Melodic and rhythmic perfection, impeccably rich tones are her calling card. She's a critics' darling, and on Friday we'll have a taste when Isbin performs at UNLV's Doc Rando Recital Hall.
Did we say taste? We meant heaping portion.
The lengthy program includes a piece written by Cuban guitarist Leo Brouwer that was inspired by erotic love stories from Africa. "It's his best solo work," she says.
Isbin will also perform music from Spain, Paraguay and Brazil's Amazon Rain Forest. Also on the program is John Duarte's "Joan Baez Suite," a seven-movement piece of Baez's early folk music.
Here is a closer look at the guitarist:
1. "The Departed"
Not only has Isbin brought the guitar to the forefront of the symphonic world, she has eased it into pop culture. Recently she performed Howard Shore's score on Martin Scorsese's Academy Award-winning movie, "The Departed." "The music is very sensual, lyrical, yearning and intimate," Isbin says. "It's a remarkable contrast to the violence. That's why it's so special. The music is what gives viewers insight into characters' minds."

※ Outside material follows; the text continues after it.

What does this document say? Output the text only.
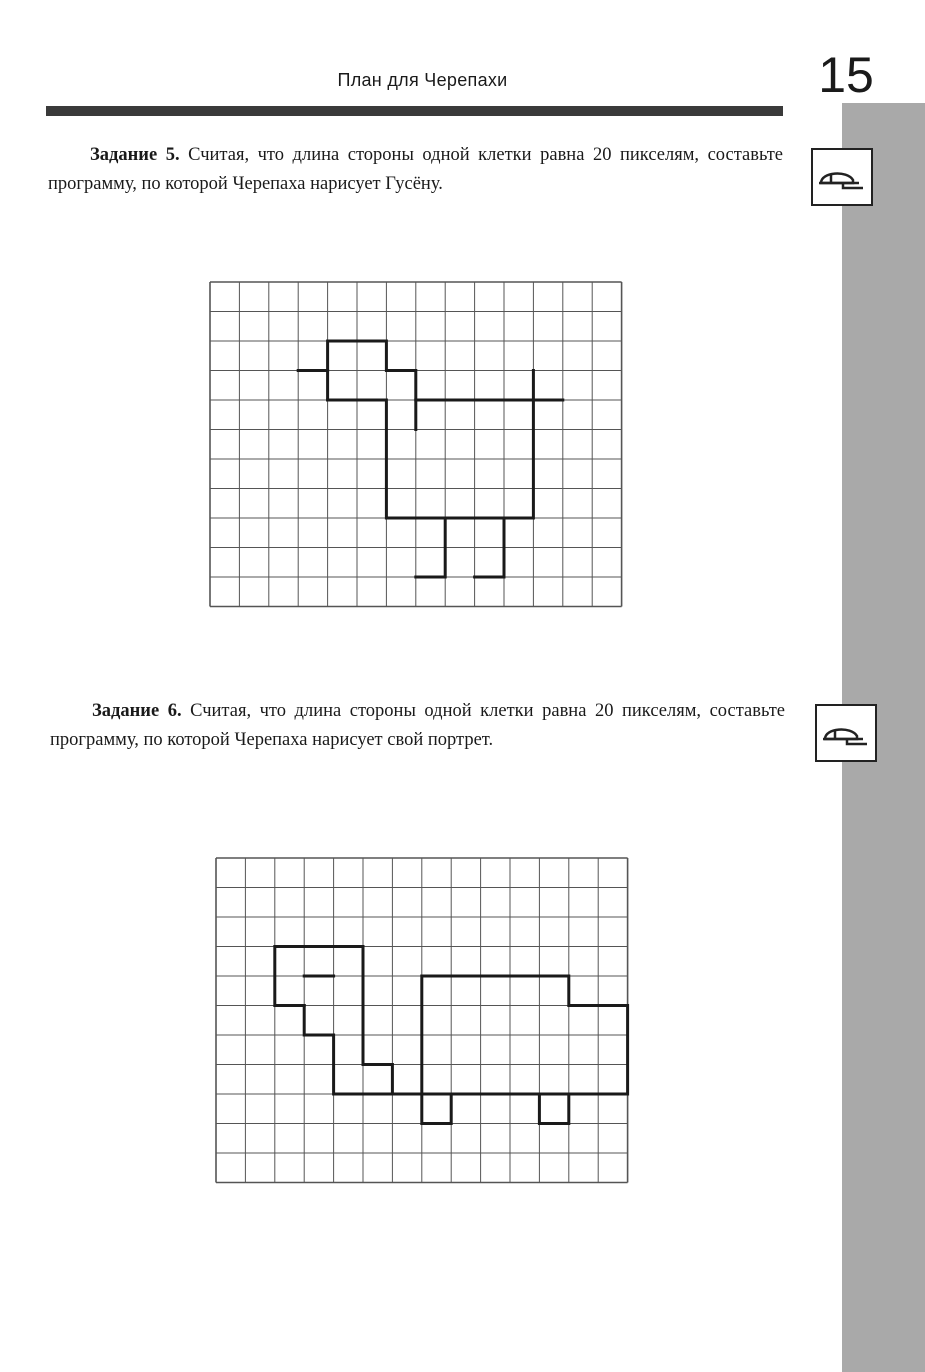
15
План для Черепахи

Задание 5. Считая, что длина стороны одной клетки равна 20 пикселям, составьте программу, по которой Черепаха нарисует Гусёну.

Задание 6. Считая, что длина стороны одной клетки равна 20 пикселям, составьте программу, по которой Черепаха нарисует свой портрет.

Isbin also appeared on an episode of Showtime's "The L Word," in which she performs at the coffee shop, The Planet, and is referenced throughout the show while her just-released CD with the New York Philharmonic is passed around. "I thought it was a terrific program," Isbin says. "My friends said, 'You should be on it. It would be great if you played at The Planet.' I got to thinking about it, then made a call. I went to Vancouver for filming."
2. Convincing Corigliano
Isbin hounded John Corigliano, a Grammy and Pulitzer Prize winner, for years before getting him to write something for her. Corigliano, who wrote the score for "The Red Violin," associated the instrument with a Spanish sound and wasn't interested until she presented him with the idea of 13th century French troubadours and said she could stroll among the orchestra. "American Landscapes," featuring work written by Corigliano, was recorded in 2002 with the St. Paul Chamber Orchestra.
Why do composers have this response to the guitar? "They're scared of it," Isbin says. "They find it's a daunting instrument and they don't understand it."
3. Tan Dun
Chinese composer Tan Dun wrote "Yi2," a concerto for Isbin prior to his "Crouching Tiger, Hidden Dragon" fame and the Metropolitan Opera's performance of his work, "The First Emperor."
His piece for her was based on Chinese folk themes and took the guitar into another intriguing realm. "It's amazing how many different avenues are possible," Isbin says.
"The imagination is our ticket to what's creative and inspirational. I'm willing to take that ride, see where it goes."
4. Commanday connection
Isbin had an unusual experience while performing with the Peoria Symphony Orchestra under conductor David Commanday, one of the finalists to become music director of the Las Vegas Philharmonic.
"For the first time in my life a nail flew off into the audience. We had to go around looking for it at the end of the second movement. Couldn't find it. I had to play the third movement without it, then went offstage, repaired it before continuing."
She laughs, recalling the 2006 performance. "You have to go with it because it's just ridiculous."
5. Obstacles
With more than 20 recordings, including crossover work with rock guitarist Steve Vai, it seems as if there is no end to what Isbin will do. Her ideas come to her naturally, she says. "Everything has some sort of organic genesis. It happens from a very natural place. It's what I'm interested in and find really compelling."
She's had tremendous success. Was it for herself or for the guitar?
"It's all those things. I wanted the instrument heard and appreciated as a kid. I had to break through barriers when I was in music competitions where there hadn't been a guitar. I really had to be a crusader for the instrument."